I see in the ML blog that there is an allocation per episode, baracuda is the cause, is this something you’ll end up turn to 0 alloc? if it’s even possible
Hi @laurentlavigne ,
My understanding is that metrics in the blog post ML-Agents v2.0 release: Now supports training complex cooperative behaviors are excluding alloc from Barracuda.
These metrics exclude the memory used by Barracuda (the Unity Inference Engine that ML-Agents relies on for cross-platform inference):
However at inference Barracuda is indeed allocating some memory in most case 88 Bytes per layer, aka the output Tensors. We definitively want to get rid of that however, 0 alloc is the goal!
FYI @laurentlavigne 0 alloc at inference have been added to our backlog (no ETA however for now).
Thanks for the heads up @fguinier . You’re right, I misquoted. Is it 88 byte/layer/frame? I’m sure this isn’t stopping anyone, just good to know ahead of time what to expect when I test performance.
Yes, that is current expectation 88B/layer being executed, so if you execute model everyframe 88B/layer/frame :).
As a note: You might see some layers allocating more for some networks, those are usually quick fix. Feel free to report them we did a pass on recent releases (1.3/1.4) but i’m sure some remains.
Will do.
Are there any published projects using barracuda? I’d like to get a sense of what’s possible.
@laurentlavigne you can check out these projects from Keijiro Takahashi
Hand Pose, Blaze Palm, Blaze Face, Iris tracking
Hey guys, any chance to get some eyes on the GC allocs? I went through the code and there’s tons of low-hanging fruits.
I hacked at some allocations and went from 12.7kb to 1.1kb per frame (executing Keijiro’s BlazeFaceBarracuda). And I don’t even know a thing about Barracuda, I just followed the deep profiler.
@apkdev how were you able to reduce the allocation per frame by yourself? I’m still encountering crazy gc allocations like you were.

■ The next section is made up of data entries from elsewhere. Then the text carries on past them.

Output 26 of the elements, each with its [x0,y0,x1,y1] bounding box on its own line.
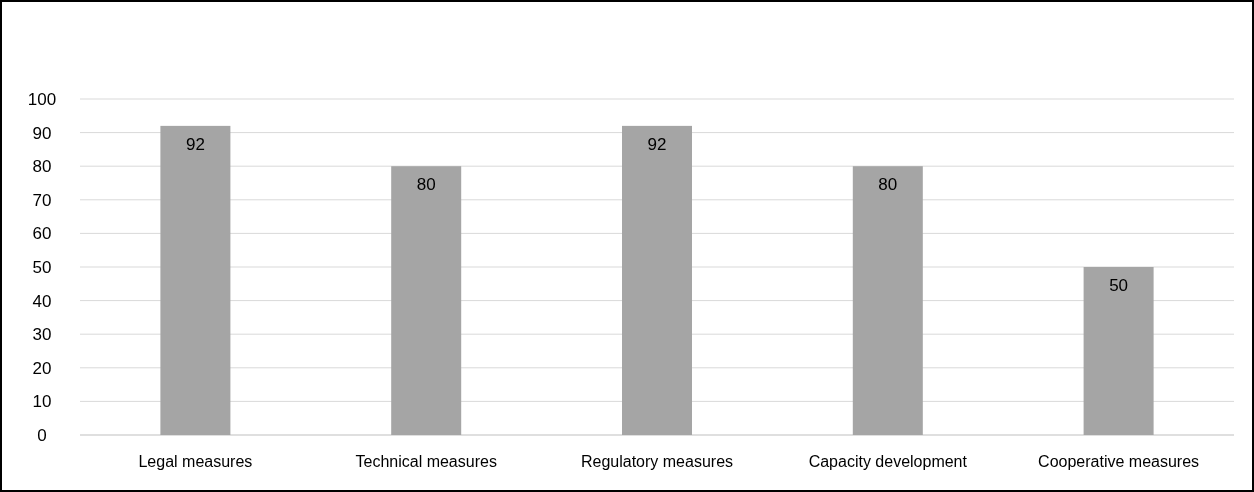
y-tick-label: 50 [32,257,52,277]
data-label: 80 [878,175,898,195]
y-tick-label: 30 [32,325,52,345]
x-tick-label: Regulatory measures [580,453,734,470]
y-tick-label: 70 [32,190,52,210]
bar [160,125,231,435]
y-tick-label: 90 [32,123,52,143]
x-tick-label: Technical measures [355,453,497,470]
bar [391,166,462,435]
y-tick-label: 40 [32,291,52,311]
y-tick-label: 80 [32,157,52,177]
y-tick-label: 0 [37,425,47,445]
bar [852,166,923,435]
y-tick-label: 100 [27,89,57,109]
data-label: 92 [647,134,667,154]
y-tick-label: 10 [32,392,52,412]
y-tick-label: 60 [32,224,52,244]
y-tick-label: 20 [32,358,52,378]
bar [1083,267,1154,435]
data-label: 92 [185,134,205,154]
bar [622,125,692,435]
x-tick-label: Legal measures [138,453,253,470]
data-label: 50 [1109,276,1129,295]
x-tick-label: Capacity development [808,453,968,470]
data-label: 80 [416,175,436,195]
x-tick-label: Cooperative measures [1038,453,1200,470]
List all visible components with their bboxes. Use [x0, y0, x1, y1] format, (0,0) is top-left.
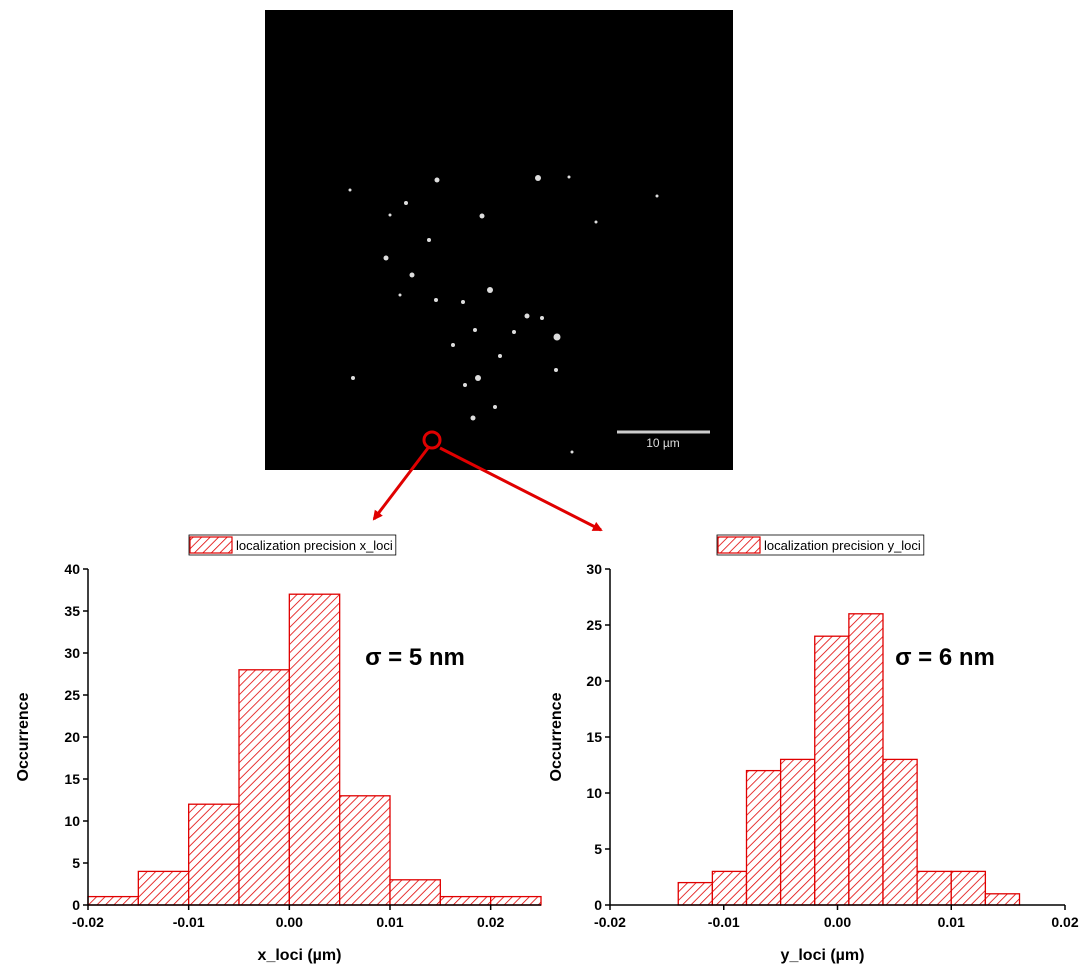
image-spots: [348, 175, 659, 454]
x-tick-label: 0.00: [824, 914, 851, 930]
y-tick-label: 30: [64, 645, 80, 661]
bar: [950, 870, 987, 906]
bar: [439, 895, 492, 906]
x-tick-label: -0.02: [72, 914, 104, 930]
bar: [779, 758, 816, 906]
x-tick-label: 0.01: [376, 914, 403, 930]
highlight-circle: [422, 430, 442, 450]
y-tick-label: 25: [586, 617, 602, 633]
y-tick-label: 35: [64, 603, 80, 619]
x-tick-label: -0.02: [594, 914, 626, 930]
bar: [814, 635, 850, 906]
x-tick-label: 0.01: [938, 914, 965, 930]
bar: [137, 870, 190, 906]
y-tick-label: 20: [64, 729, 80, 745]
bar: [745, 769, 782, 906]
bar: [87, 895, 139, 906]
bar: [389, 879, 441, 906]
y-tick-label: 40: [64, 561, 80, 577]
y-axis-label: Occurrence: [15, 692, 32, 781]
microscope-image: 10 µm: [265, 10, 733, 470]
legend-box: [188, 534, 397, 556]
x-tick-label: -0.01: [708, 914, 740, 930]
y-tick-label: 5: [72, 855, 80, 871]
legend-box: [716, 534, 925, 556]
y-tick-label: 30: [586, 561, 602, 577]
x-tick-label: 0.02: [477, 914, 504, 930]
x-tick-label: 0.02: [1051, 914, 1078, 930]
y-tick-label: 10: [64, 813, 80, 829]
arrow: [372, 447, 430, 521]
bar: [882, 758, 918, 906]
image-background: [265, 10, 733, 470]
y-tick-label: 20: [586, 673, 602, 689]
bar: [677, 881, 714, 906]
y-axis-label: Occurrence: [548, 692, 565, 781]
y-tick-label: 15: [586, 729, 602, 745]
y-tick-label: 0: [72, 897, 80, 913]
bar: [984, 893, 1021, 906]
bar: [339, 795, 391, 906]
bar: [711, 870, 748, 906]
x-axis-label: y_loci (µm): [781, 947, 865, 964]
legend-label: localization precision y_loci: [764, 538, 921, 553]
bar: [238, 669, 290, 906]
y-tick-label: 10: [586, 785, 602, 801]
y-tick-label: 15: [64, 771, 80, 787]
x-tick-label: -0.01: [173, 914, 205, 930]
x-axis-label: x_loci (µm): [258, 947, 342, 964]
y-tick-label: 0: [594, 897, 602, 913]
legend-label: localization precision x_loci: [236, 538, 393, 553]
arrow: [439, 446, 603, 532]
bar: [288, 593, 341, 906]
annotation: σ = 5 nm: [365, 644, 465, 671]
bar: [848, 613, 884, 906]
annotation: σ = 6 nm: [895, 644, 995, 671]
scale-bar-label: 10 µm: [646, 436, 680, 450]
x-tick-label: 0.00: [276, 914, 303, 930]
legend-swatch: [189, 536, 233, 554]
y-tick-label: 25: [64, 687, 80, 703]
bar: [188, 803, 240, 906]
bar: [490, 895, 542, 906]
y-tick-label: 5: [594, 841, 602, 857]
bar: [916, 870, 952, 906]
legend-swatch: [717, 536, 761, 554]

I profiled the code, looked for the allocations and got rid of them, case by case. I didn’t post the code because these were low-quality workarounds. They seemed to work well on BlazeFaceBarracuda but I could have introduced some bugs, didn’t have the time to do extensive testing.
If you’re gonna do this, make sure you test each change; it’s easy to break something and then you have to backtrack a lot. AFAIR it was mostly classic GC fixes: don’t create temporary objects just to call one method, cache arrays for method arguments, basic stuff.
If you ask me, Unity should have a rule that per-frame GC allocations are considered bugs that need to be fixed before a new package version is published. Maybe even have tests to catch regressions - it seems doable with the performance testing package.
Thanks! Yeah I’m looking through the code now, it looks like for my use case (v3.0.0) the garbage comes from 3 places: SharedArrayTensorData.Download() where they initialize a new array every time, TensorCachingAllocator.Reset() where m_BusyTensor.Keys.ToList() is used to allocate a new array, and TensorCachingAllocator.AllocTensorInternal() where a new Tensor is created.
I totally agree 100% around your comment around per-frame GC allocations. This is the last major source of GC allocations in my project.
@fguinier do you happen to know if these GC allocations are fixed in the upcoming v4 release?
Hello, we are making some GC improvements. @airoll could you share your example again with us if you still experience this issue? The old link seems to be removed.